I work with the researchers, and I think they'll be interested in knowing which version of the problem practitioners like yourself are most interested in. Do you ever add/remove edges, perhaps in bulk? Or do are you mostly interested in finding "best possible" layouts for static datasets?
Practical edge crossing minimization for large graphs (e.g. a billion nodes) is a really hard problem.
An alternative formulations that's seen some use in graph drawing & circuit design software is to describe the embedding problem as an optimization problem: find an assignment of coordinates to nodes such that the edges (line segments) don't cross.
It turns out that estimating a lower-bound on the # of edge crossings of an embedded graph is equivalent to solving an SVM-type problem, and one can characterize the optimal layout as the solution to a nonlinear optimization problem. What's typically done, though, is to alternate between finding the bound for a fixed embedding & optimizing the embedding with something like gradient descent.
It gets a bit more confusing once you realize ic netlists are hypergraphs, and edges correspond to sets of nodes, (e.g. the "embedding" of an edge of a set of nodes is sometimes modeled as a rectilinear steiner tree).
For edge crossing/congestion minimization, the authors are Shabeer "Edge crossing minimization", Spindler "Congestion driven placement/RUDY", RePlace for a sota academic force-directed placement algorithm.

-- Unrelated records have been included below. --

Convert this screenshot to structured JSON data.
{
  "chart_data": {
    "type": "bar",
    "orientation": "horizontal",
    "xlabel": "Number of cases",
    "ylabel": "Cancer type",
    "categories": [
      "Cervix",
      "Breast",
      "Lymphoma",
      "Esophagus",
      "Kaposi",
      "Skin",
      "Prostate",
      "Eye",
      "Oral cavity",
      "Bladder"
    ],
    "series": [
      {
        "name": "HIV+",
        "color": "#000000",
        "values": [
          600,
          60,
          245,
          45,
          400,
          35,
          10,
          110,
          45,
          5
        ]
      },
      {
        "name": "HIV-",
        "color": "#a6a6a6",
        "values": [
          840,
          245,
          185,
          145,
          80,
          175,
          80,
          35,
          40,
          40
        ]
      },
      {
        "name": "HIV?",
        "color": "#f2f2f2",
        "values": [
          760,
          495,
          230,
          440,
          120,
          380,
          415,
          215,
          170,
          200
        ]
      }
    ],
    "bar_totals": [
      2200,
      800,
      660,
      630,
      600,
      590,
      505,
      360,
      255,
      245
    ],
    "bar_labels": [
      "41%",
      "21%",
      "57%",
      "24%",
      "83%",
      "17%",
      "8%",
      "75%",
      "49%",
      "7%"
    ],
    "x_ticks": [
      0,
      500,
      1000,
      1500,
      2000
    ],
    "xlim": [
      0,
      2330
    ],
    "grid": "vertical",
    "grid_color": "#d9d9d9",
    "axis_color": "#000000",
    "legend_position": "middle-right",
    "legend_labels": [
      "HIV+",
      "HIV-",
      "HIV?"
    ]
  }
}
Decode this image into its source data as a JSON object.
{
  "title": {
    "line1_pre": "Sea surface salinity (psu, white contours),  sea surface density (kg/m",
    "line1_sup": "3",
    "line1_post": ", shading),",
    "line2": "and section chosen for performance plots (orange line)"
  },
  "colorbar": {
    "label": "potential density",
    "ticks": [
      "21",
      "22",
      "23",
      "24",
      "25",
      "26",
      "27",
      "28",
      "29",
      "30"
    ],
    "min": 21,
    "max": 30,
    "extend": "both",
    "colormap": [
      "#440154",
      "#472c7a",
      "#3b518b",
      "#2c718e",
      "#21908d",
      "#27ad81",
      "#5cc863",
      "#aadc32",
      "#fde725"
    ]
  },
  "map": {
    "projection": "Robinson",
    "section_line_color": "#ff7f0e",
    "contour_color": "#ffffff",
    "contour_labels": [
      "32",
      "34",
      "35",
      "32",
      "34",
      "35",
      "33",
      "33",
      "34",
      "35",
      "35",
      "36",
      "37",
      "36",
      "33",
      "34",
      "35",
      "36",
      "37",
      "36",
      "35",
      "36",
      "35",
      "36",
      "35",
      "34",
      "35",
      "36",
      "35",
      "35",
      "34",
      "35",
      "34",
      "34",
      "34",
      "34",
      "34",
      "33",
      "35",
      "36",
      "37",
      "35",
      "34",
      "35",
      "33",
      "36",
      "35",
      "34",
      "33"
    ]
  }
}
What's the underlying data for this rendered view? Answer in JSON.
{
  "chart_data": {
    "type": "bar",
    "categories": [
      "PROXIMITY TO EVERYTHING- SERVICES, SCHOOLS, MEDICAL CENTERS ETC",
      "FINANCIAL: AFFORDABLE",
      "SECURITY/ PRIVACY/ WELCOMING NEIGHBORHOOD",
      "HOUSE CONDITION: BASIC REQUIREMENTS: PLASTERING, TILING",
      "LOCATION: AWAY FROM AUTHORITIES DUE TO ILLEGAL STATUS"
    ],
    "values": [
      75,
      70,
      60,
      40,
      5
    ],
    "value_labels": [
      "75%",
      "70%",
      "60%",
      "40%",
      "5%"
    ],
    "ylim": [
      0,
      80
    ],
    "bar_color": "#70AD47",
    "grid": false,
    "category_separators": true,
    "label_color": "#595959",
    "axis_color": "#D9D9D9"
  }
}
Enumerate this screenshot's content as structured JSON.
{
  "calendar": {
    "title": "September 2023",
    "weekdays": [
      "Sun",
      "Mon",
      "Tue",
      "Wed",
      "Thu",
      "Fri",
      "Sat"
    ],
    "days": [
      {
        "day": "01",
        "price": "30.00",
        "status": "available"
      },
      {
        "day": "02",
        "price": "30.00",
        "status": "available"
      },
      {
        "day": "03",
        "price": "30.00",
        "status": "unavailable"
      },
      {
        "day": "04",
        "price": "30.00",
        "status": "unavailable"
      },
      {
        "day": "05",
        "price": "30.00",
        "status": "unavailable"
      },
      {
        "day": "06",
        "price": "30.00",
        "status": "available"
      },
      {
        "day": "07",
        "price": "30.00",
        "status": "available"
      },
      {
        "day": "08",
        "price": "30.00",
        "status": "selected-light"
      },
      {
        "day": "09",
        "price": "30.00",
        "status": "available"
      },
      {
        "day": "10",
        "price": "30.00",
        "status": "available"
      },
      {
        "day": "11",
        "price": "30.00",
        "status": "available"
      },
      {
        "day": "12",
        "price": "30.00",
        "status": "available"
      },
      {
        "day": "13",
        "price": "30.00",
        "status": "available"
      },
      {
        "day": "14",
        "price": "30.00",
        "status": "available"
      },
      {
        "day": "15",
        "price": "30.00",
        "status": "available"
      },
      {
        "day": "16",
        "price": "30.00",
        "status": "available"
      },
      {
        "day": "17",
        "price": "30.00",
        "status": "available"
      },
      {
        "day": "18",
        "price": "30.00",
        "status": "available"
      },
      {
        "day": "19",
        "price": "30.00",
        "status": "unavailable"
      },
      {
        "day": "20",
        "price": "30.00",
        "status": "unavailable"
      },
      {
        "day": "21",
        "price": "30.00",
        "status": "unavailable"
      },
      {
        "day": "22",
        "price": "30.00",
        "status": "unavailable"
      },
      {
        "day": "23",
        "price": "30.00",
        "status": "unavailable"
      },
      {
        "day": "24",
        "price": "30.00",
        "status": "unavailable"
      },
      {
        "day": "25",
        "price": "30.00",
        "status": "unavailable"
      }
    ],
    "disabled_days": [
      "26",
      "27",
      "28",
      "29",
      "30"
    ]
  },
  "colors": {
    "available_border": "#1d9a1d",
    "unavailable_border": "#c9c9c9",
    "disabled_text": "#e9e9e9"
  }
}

I don't work on placement problems, though part of my work provides input for the placement problem (produce an optimized logic netlist that then has to be placed and routed). But if I can suggest something in the same ballpark: imagine that you have a large graph and you want to partition it into a small number of partitions (say, 4 to 10) of similar size. You want each partition to be a planar graph, and you want the number of interconnects between these graphs to be minimal. The graphs would correspond to metal layers on an ASIC. There's a lot of fuzziness in the way I stated it; to make it more rigorous a suitable cost function would need to be defined.
Someone correct me, but I think hMetis is one popular software/algorithm for multi-level graph/hypergraph partitioning. There is also KaHyPar which is a bit more academic.
I'm not current on this stuff at all, but I think planarity mattered more in the Mead-Conway era than today. Modern chips have lots of separate metallization layers so you can avoid crossings. Vias aren't free, but they exist so you can use them.